Multi-wavelength spectrophotometric determination of hydrogen peroxide in water with peroxidase-catalyzed oxidation of ABTS.

In this study, a new spectrophotometric method was proposed for the measurement of hydrogen peroxide (H2O2) in aqueous solutions. The method was based on the peroxidase (POD)-catalyzed reaction in which 2,2'-azino-bis(3-ethylbenzothiazoline-6-sulfonate) (ABTS) was oxidized to form the stable green radical (ABTS+). The generated ABTS+ could be determined spectrophotometrically. The absorbance of the generated ABTS+ at 415 nm, 650 nm, 732 nm and 820 nm were linear with H2O2 concentrations in the range of 0-40 µM. The sensitivities of the proposed ABTS method for H2O2 determination at 415 nm, 650 nm, 732 nm and 820 nm were 6.29 × 104 M-1 cm-1, 2.00 × 104 M-1 cm-1, 2.54 × 104 M-1 cm-1 and 1.89 × 104 M-1 cm-1, respectively. The oxidation of ABTS to generate ABTS+ in POD-catalyzed H2O2 system at pH 6.0 was so fast that the determination time of the ABTS method was as short as 0.5 min. The stoichiometry of the reaction of H2O2 and ABTS in the presence of POD was calculated as nearly 1:2 (1:1.92).
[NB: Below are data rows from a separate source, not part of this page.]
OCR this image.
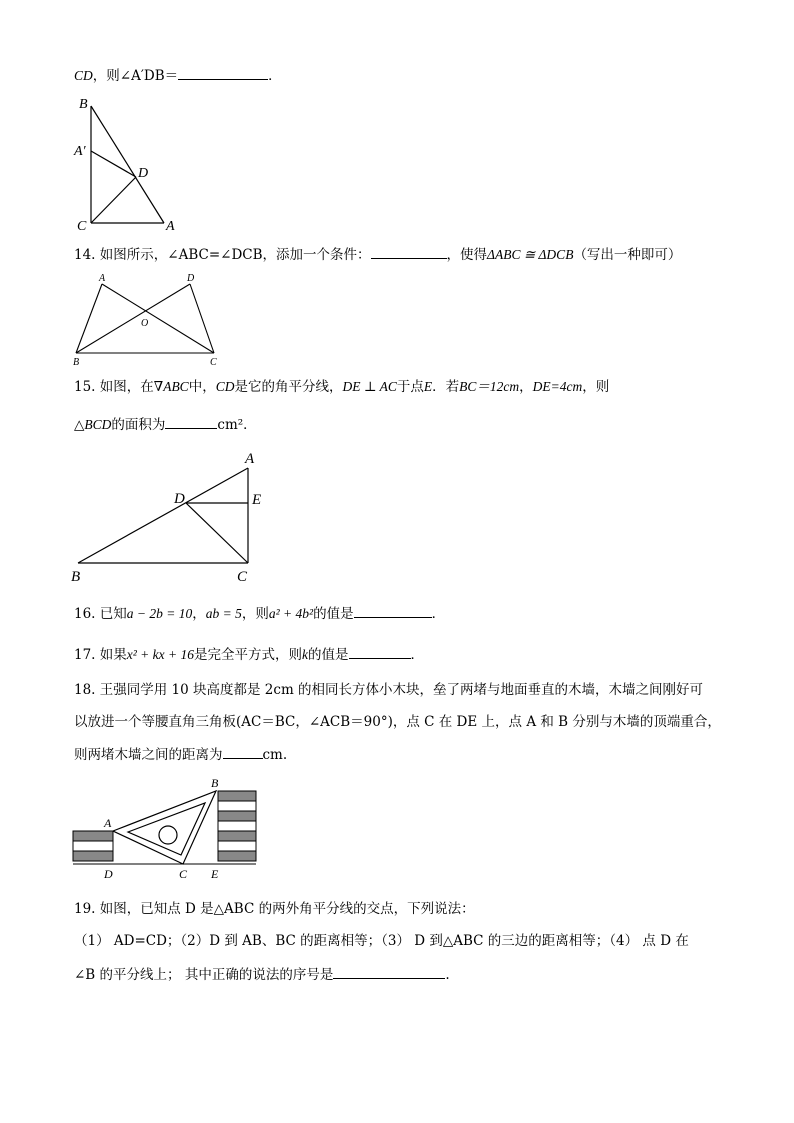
CD，则∠A′DB＝	．
B
A′
D
C	A
14. 如图所示，∠ABC=∠DCB，添加一个条件：	，使得ΔABC ≅ ΔDCB（写出一种即可）
A	D
O
B	C
15. 如图，在∇ABC中，CD是它的角平分线，DE ⊥ AC于点E．若BC＝12cm，DE=4cm，则
△BCD的面积为	cm²．
A
D	E
B	C
16. 已知a − 2b = 10，ab = 5，则a² + 4b²的值是	．
17. 如果x² + kx + 16是完全平方式，则k的值是	．
18. 王强同学用 10 块高度都是 2cm 的相同长方体小木块，垒了两堵与地面垂直的木墙，木墙之间刚好可
以放进一个等腰直角三角板(AC＝BC，∠ACB＝90°)，点 C 在 DE 上，点 A 和 B 分别与木墙的顶端重合，
则两堵木墙之间的距离为	cm.
A
B
D	C E
19. 如图，已知点 D 是△ABC 的两外角平分线的交点，下列说法：
（1） AD=CD；（2）D 到 AB、BC 的距离相等；（3） D 到△ABC 的三边的距离相等；（4） 点 D 在
∠B 的平分线上； 其中正确的说法的序号是	.
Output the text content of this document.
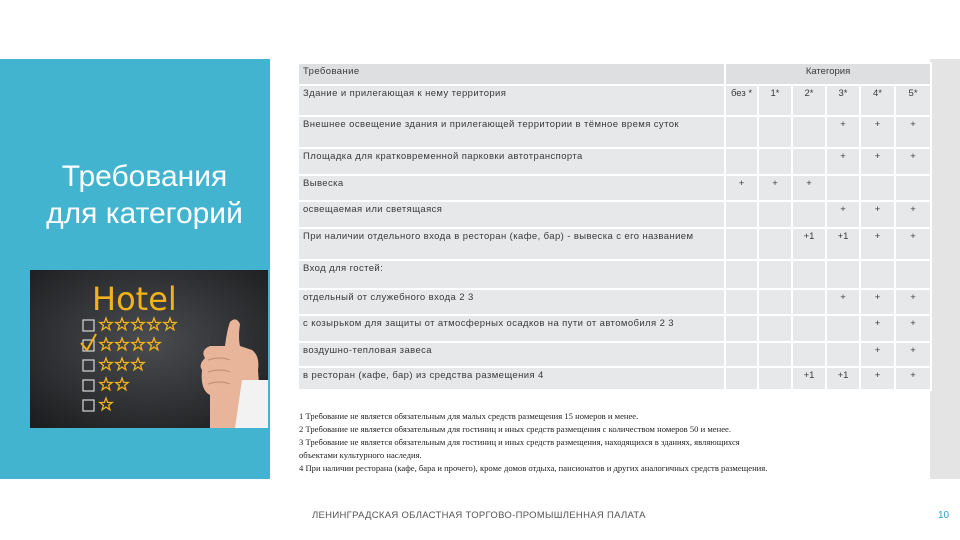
Требования
для категорий
Hotel
Требование	Категория					
Здание и прилегающая к нему территория	без *	1*	2*	3*	4*	5*
Внешнее освещение здания и прилегающей территории в тёмное время суток				+	+	+
Площадка для кратковременной парковки автотранспорта				+	+	+
Вывеска	+	+	+			
освещаемая или светящаяся				+	+	+
При наличии отдельного входа в ресторан (кафе, бар) - вывеска с его названием			+1	+1	+	+
Вход для гостей:						
отдельный от служебного входа 2 3				+	+	+
с козырьком для защиты от атмосферных осадков на пути от автомобиля 2 3					+	+
воздушно-тепловая завеса					+	+
в ресторан (кафе, бар) из средства размещения 4			+1	+1	+	+
1 Требование не является обязательным для малых средств размещения 15 номеров и менее.
2 Требование не является обязательным для гостиниц и иных средств размещения с количеством номеров 50 и менее.
3 Требование не является обязательным для гостиниц и иных средств размещения, находящихся в зданиях, являющихся
объектами культурного наследия.
4 При наличии ресторана (кафе, бара и прочего), кроме домов отдыха, пансионатов и других аналогичных средств размещения.
ЛЕНИНГРАДСКАЯ ОБЛАСТНАЯ ТОРГОВО-ПРОМЫШЛЕННАЯ ПАЛАТА	10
The residual absorbance of the generated ABTS+ was also found to be stable within 30 min in natural waters. Low H2O2 concentration in rainwater could be both measured by the ABTS method and the DPD method with high accuracy, however, H2O2 concentration in wastewater contained rhodamine B could only be accurately measured with the ABTS method at 732 nm. Moreover, waste solutions after H2O2 analysis with the proposed ABTS method were non-hazardous towards E. coli.